Essa, todavia, não foi a primeira vez que Trump deixava claro que não era tão fã da Otan, a principal aliança militar criada durante a Guerra Fria e ainda utilizada para manter as garras do temível Urso Russo longe dos outros países europeus.
“Eu acho que a Otan é obsoleta. Ela foi criada numa época em que havia a União Soviética, que era obviamente muito maior que a Rússia é hoje”, disse ele, durante um debate, em março deste ano.
À época, o colunista Stephen Cohen escreveu no The Nation que, “não importa o que se pense de Donald Trump como candidato presidencial, sua visão de política externa deveria ser bem recebida”.

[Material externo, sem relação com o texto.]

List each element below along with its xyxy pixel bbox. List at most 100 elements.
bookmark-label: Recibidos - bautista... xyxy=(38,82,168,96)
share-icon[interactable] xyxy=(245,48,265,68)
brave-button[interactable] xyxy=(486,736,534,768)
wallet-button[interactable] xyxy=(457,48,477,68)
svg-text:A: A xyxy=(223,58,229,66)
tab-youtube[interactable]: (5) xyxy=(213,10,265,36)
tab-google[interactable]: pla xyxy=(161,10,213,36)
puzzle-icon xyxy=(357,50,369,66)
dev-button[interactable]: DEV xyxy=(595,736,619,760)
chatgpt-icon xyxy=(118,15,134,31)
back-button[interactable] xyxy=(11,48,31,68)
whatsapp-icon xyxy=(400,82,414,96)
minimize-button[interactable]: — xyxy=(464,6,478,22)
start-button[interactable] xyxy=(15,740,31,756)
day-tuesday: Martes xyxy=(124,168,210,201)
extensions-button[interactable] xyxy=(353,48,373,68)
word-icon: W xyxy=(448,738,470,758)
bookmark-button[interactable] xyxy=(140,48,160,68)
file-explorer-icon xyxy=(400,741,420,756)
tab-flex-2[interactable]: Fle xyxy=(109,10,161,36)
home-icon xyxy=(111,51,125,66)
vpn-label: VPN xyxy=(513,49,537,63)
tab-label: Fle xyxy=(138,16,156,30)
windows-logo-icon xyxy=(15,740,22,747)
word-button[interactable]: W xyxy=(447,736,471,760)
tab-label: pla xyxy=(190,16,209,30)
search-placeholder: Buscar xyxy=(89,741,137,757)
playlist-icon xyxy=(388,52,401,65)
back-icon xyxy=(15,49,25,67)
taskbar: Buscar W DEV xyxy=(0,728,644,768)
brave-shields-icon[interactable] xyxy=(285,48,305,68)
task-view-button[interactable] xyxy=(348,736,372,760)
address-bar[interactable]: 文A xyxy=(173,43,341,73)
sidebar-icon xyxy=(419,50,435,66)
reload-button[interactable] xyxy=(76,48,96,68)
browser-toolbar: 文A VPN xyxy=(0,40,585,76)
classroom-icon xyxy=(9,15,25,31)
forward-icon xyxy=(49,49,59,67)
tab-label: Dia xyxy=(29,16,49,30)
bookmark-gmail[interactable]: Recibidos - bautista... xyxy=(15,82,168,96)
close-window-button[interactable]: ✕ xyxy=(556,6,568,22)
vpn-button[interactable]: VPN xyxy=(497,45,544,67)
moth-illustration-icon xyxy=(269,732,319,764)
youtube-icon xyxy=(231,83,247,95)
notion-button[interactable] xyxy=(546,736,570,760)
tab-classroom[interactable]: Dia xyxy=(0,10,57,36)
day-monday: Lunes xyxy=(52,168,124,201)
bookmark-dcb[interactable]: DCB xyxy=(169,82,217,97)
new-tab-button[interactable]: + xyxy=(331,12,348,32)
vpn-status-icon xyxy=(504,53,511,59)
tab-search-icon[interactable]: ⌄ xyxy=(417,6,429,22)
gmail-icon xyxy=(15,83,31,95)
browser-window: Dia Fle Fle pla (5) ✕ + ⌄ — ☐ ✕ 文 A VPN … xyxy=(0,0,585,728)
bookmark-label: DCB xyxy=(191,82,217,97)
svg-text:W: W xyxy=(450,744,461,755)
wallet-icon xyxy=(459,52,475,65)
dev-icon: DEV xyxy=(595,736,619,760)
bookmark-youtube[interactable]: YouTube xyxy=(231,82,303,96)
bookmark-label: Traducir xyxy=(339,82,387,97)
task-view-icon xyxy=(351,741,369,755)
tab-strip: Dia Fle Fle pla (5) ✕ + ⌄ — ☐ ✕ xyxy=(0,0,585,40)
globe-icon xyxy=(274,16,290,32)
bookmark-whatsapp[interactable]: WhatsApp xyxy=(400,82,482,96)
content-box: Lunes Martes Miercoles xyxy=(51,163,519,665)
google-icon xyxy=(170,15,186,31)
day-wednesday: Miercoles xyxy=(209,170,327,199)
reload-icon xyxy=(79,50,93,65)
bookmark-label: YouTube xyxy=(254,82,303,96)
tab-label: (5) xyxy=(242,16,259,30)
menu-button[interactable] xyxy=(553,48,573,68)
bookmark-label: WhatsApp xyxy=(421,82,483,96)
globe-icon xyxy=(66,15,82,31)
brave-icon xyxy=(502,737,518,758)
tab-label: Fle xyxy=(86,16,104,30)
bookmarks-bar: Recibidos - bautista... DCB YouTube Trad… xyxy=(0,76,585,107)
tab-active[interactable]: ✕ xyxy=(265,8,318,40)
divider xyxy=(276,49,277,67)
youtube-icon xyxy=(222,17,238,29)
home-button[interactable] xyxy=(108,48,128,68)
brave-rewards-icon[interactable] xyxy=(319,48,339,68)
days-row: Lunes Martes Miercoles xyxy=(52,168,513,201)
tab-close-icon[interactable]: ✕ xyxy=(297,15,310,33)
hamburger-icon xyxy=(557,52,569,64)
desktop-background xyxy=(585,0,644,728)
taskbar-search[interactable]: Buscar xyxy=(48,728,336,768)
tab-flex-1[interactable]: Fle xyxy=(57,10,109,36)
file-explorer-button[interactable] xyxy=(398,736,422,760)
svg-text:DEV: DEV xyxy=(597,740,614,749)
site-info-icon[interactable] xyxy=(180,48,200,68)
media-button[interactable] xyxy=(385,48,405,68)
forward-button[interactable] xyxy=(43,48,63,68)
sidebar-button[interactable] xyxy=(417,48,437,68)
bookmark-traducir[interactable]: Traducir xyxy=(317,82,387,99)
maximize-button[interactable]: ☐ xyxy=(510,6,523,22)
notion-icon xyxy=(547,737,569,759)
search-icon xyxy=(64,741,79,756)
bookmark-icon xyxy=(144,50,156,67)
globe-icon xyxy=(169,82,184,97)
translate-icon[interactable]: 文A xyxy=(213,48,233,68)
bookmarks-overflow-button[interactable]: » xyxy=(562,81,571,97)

Ainda que suas visões não fossem tão bem estruturadas, Cohen argumentou que, pelo menos, tais visões “desafiam as práticas e princípios bipartidárias (republicanos neoconservadores e democratas liberais) que norteiam a política externa em Washington desde a década de 1990 – e com resultados desastrosos”.
Segundo ele, essas políticas incluem “a premissa que os EUA são a única e indispensável superpotência que tem o direito de intervir quando bem entender, seja militarmente ou com mudança de regimes, e utilizando a Otan como sua própria Nações Unidas”.
Assim como também escreveu o comentarista politico Doug Bandow, na Forbes, “as pessoas de sempre que lidam com a política externa em todos os governos, republicanos e democratas, acreditam que os EUA devem intimidar todos adversários, lutar todas as guerras, defender todos os aliados, forçar a paz e solucionar todos conflitos”.
O principal argumento daqueles que defendem que os EUA continuem agindo como o xerife do mundo é a instabilidade internacional que supostamente assolaria o mundo se não fosse a vigia inabalável de Washington.
Todavia, os anos recentes mostram – do Iraque à Líbia, da Ucrânia à Síria, o aumento do terrorismo, a crise de refugiados que só aumenta e uma nova Guerra Fria contra a Rússia – que os Estados Unidos e a Otan são muito mais incendiários do que bombeiros.
No final de 2013, uma pesquisa indicou que para 68% dos entrevistados ao redor do mundo, com 66 mil pessoas em 68 países, conduzida pela Worldwide Independent Network of Market Research (WINMR) e Gallup International, a população mundial enxerga os EUA como a mais significante ameaça no planeta. Os EUA foram eleitos com uma larga margem (24%), enquanto em segundo lugar ficou o Paquistão (8%), seguido da China (6%). Afeganistão, Irã, Israel e Coreia do Norte empataram no quarto lugar (4%).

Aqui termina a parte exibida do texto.